Too bad they didn't ask "what if it did all of the above" as would likely be the case.

I also wonder if the first question made some respondents feel like they should put the responsibility on the car manuf. directly through regulation - as it reads:

32. In order to cut down on energy consumption and reduce global-warming, which would you prefer -- requiring car manufacturers to produce cars that are more energy efficient OR imposing an increased federal tax on gasoline?

Just curious, as it comes before all of the tax questions.

Or a more obvious question about the results: do you think the fact that the respondents answered more than 70 questions over the phone made the results a bit less than reliable?

Leif,

Those individual questions were in the NYT article. I'm wondering what the results would be if the question including ALL of the gas tax impacts at once.

John

John,
I see that's what you were asking now. Whoops. I also wonder how many of those 30%-holdouts would ever switch even if they had said the gas tax would cure cancer.


Hello, nameless, who wrote, "'I'd have to suppose we'd need $10 or $15.' That's one hell of an elasticity measure you're implying in your head! Have you thought about putting it to the test with (real) data?"

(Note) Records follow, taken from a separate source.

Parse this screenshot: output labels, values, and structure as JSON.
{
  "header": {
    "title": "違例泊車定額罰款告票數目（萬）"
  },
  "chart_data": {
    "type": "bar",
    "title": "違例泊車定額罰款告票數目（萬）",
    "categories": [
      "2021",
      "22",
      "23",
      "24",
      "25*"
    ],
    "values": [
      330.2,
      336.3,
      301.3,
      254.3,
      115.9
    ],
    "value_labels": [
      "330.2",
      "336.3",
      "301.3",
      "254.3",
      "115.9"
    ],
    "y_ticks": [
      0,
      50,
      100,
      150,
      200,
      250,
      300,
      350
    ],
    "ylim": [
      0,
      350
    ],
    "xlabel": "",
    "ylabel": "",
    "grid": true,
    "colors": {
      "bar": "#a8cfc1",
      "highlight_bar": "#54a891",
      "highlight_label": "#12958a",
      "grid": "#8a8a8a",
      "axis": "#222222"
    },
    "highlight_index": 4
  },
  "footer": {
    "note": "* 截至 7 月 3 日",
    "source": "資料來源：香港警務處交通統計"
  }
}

Econbrowser cites a CBO elasticity estimate that perhaps amounts to 0.2 or so
http://www.econbrowser.com/archives/2006/02/cognitive_disso_1.html

In view of the null effect of the hurricane price spike on consumption, that must be a very high estimate, maybe 0.1 or 0.05 would be more realistic. But let's use 0.2. To cut demand for gas in half, we'd have to raise the price by a factor of 8, to $18. Since only around 50% of oil is converted to gasoline, cutting demand in half would cut oil demand by 25%, still leaving us highly dependent on foreign oil, i.e. imports.

For the short to medium term, "energy independence" is simply a fatuous pipedream.

Anyway, what Paul S said about polls like this.